It depends. If the data are all in the database and it makes sense to run there to give smaller results, it is relatively simple to do them, so you should do there, otherwise if the most important is to get the raw data where everyone will be needed in the report, the calculations are secondary then you should do in the application.
There is no magic, no cake recipe. I know that nowadays many people who work in IT think that it is just decorating some rules, some solutions and everything is solved. and that was true we would be starting to run out of jobs soon. To know the right answer of this depends on a lot of experience, deep knowledge of computing and understand all the details of the context to give a definitive answer. In fact, not so definitive, just as long as the same criteria and volumes last.
It is not a question of where it is done, but how it is done. It is almost certain that it should not take 21 hours, it is most likely done wrongly and the correct solution is not to decide where to do, is to take less time. There you have a series of techniques to reduce this time, you need to analyze the query (s) to find out where bottlenecks are occurring, and there understanding the operation of the database, changing the queries, the configurations to meet the demand of this case , without disturbing other cases. It's simple? Of course not, so we have jobs and we earn well.

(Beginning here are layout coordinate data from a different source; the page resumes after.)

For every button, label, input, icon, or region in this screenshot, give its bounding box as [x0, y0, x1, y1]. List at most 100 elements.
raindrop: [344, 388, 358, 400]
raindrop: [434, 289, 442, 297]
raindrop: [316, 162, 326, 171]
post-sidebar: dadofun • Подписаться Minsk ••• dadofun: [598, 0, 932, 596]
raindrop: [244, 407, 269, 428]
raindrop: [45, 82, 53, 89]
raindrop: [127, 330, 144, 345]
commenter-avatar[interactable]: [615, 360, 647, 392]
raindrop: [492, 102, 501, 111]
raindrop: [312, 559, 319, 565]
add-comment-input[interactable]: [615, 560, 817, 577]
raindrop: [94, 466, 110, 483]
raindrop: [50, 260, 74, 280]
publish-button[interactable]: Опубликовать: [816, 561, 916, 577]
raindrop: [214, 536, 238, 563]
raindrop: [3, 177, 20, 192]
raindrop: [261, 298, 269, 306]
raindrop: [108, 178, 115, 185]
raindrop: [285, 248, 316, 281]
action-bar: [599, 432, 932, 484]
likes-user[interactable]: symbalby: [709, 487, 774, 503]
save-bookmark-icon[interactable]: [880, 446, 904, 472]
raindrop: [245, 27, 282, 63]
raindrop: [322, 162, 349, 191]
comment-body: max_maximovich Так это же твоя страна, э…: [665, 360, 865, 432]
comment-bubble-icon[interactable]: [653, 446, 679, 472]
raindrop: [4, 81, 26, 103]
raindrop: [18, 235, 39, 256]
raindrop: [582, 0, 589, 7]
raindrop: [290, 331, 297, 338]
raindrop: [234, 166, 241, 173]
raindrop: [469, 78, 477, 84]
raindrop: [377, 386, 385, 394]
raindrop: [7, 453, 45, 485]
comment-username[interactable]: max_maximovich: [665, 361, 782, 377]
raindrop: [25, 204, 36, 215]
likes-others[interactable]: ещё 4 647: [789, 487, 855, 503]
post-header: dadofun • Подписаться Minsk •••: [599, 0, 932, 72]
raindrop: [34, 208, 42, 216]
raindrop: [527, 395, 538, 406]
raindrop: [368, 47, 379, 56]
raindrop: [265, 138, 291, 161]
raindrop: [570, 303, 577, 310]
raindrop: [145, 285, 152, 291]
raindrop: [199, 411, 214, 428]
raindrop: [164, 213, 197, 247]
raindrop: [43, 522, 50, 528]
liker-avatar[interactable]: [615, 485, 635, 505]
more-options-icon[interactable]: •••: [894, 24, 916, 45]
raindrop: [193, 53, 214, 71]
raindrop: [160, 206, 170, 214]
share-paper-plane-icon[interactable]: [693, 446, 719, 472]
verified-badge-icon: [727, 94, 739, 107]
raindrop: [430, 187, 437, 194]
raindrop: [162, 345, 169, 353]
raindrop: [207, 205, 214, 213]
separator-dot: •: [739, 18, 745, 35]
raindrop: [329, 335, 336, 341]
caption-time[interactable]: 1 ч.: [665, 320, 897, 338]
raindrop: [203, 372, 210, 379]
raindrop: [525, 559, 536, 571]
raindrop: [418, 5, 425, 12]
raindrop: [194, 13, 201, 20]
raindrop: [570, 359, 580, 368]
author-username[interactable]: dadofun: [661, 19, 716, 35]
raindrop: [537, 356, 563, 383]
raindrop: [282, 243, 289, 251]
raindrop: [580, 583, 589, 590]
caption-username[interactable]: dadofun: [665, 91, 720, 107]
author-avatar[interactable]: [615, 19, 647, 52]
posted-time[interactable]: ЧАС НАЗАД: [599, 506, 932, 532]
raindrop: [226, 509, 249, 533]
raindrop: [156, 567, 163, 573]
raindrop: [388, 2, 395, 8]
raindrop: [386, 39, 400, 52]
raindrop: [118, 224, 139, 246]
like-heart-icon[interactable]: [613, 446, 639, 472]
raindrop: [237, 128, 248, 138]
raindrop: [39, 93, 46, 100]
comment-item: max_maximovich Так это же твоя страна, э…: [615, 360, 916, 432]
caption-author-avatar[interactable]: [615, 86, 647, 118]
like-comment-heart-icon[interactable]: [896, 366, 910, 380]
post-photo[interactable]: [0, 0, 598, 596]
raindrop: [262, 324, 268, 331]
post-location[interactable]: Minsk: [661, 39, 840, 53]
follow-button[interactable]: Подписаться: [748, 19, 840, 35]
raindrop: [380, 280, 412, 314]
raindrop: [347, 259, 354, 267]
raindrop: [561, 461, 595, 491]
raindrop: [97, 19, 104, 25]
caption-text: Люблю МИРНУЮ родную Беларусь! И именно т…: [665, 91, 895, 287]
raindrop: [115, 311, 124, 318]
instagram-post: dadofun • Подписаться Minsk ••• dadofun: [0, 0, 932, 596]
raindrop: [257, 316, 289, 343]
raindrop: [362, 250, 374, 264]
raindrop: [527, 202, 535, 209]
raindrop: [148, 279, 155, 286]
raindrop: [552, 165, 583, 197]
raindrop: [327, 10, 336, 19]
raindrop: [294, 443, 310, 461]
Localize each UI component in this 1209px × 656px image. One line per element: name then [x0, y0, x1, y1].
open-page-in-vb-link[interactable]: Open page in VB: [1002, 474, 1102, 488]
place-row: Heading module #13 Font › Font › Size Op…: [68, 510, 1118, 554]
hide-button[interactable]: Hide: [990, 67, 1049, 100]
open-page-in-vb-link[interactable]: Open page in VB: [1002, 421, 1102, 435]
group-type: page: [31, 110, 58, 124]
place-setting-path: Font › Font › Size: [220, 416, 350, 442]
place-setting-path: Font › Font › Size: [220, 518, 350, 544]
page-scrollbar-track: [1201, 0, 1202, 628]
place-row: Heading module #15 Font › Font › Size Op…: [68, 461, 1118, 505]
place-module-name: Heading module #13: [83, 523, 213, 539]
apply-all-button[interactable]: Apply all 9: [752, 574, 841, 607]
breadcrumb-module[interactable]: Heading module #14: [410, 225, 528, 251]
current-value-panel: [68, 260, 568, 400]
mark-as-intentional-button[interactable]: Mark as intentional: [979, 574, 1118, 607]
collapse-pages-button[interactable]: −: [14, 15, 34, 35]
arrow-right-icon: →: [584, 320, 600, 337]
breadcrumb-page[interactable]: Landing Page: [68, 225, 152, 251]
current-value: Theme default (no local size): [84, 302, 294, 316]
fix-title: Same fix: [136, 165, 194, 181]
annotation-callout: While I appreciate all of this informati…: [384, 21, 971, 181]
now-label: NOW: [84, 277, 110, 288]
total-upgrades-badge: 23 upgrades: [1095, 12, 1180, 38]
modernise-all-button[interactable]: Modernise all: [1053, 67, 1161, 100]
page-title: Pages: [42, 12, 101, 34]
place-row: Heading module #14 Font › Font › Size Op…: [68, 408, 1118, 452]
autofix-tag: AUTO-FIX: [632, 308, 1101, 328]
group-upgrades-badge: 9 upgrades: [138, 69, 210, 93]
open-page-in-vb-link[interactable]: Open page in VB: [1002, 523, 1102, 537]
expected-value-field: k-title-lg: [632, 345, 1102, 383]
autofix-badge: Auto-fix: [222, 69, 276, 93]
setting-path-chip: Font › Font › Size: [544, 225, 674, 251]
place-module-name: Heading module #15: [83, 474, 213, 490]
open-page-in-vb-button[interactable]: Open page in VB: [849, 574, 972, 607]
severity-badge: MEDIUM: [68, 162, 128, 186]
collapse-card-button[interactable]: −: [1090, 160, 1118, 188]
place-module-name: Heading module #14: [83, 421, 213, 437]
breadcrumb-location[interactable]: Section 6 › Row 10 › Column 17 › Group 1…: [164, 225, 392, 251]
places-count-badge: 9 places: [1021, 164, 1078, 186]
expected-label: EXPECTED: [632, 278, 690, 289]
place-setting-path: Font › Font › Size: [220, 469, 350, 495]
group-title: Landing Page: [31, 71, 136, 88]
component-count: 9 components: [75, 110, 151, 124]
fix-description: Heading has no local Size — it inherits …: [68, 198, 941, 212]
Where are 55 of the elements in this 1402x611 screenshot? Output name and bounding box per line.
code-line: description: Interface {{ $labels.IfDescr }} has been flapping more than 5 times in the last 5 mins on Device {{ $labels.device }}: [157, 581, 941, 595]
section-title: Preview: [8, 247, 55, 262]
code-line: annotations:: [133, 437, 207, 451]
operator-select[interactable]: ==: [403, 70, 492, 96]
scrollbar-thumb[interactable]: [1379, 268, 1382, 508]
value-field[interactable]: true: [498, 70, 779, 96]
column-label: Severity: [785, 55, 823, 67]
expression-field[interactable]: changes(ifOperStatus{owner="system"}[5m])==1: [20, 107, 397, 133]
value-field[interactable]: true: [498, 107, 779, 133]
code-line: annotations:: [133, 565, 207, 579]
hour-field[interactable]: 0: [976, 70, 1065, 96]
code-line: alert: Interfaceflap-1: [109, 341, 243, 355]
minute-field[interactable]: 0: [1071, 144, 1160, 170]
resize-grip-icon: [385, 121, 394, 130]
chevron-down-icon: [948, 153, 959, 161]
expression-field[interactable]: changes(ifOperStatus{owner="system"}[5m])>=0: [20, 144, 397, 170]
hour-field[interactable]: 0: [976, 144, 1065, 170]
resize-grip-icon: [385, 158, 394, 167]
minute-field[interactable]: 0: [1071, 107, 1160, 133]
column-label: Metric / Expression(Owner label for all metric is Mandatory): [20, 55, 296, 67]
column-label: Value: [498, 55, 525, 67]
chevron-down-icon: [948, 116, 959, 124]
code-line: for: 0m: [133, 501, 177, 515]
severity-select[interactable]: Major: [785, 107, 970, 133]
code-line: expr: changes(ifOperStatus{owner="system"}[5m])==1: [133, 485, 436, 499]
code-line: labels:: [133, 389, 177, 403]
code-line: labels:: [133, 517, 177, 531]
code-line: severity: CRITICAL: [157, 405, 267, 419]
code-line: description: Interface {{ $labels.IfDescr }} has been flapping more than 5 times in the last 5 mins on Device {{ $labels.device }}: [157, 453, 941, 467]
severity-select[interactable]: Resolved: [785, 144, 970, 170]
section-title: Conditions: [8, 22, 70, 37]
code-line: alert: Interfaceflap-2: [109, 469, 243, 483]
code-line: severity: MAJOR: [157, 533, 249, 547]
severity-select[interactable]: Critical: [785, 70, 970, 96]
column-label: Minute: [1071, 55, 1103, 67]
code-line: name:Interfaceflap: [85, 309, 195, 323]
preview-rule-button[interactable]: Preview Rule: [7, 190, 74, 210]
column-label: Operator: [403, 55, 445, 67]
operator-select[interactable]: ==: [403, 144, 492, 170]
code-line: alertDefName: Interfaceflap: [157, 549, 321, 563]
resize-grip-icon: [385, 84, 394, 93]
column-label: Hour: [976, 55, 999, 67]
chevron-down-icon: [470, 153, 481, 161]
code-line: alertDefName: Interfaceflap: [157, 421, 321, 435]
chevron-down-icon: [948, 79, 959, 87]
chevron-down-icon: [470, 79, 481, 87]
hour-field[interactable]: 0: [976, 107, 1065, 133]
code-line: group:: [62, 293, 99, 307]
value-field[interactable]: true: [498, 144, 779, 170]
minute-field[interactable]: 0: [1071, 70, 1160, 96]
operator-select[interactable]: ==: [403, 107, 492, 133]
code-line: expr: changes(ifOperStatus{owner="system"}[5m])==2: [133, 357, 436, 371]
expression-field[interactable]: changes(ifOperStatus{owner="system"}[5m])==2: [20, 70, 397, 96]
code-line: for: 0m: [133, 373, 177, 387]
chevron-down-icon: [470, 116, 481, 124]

From what you're saying it seems like it will not even make a difference where you're running, but it could be wrong speculation from me because of the lack of question information.
Just remembering that calculation itself is often a tiny part of the processing, the pattern of data access is usually much worse, especially me reports.
In some cases the available hardware is not suitable and causes extreme slowness.
There are scientific methods of observing occurrences to isolate the problem, eliminate the interference, focus on the specific problem, and find the root cause, but this is a general scope and not an infrastructure development or operation.
In some cases it is the fault of existing modeling. What else happens is that people do not understand the power of the index (in others the problem is the abuse of them ).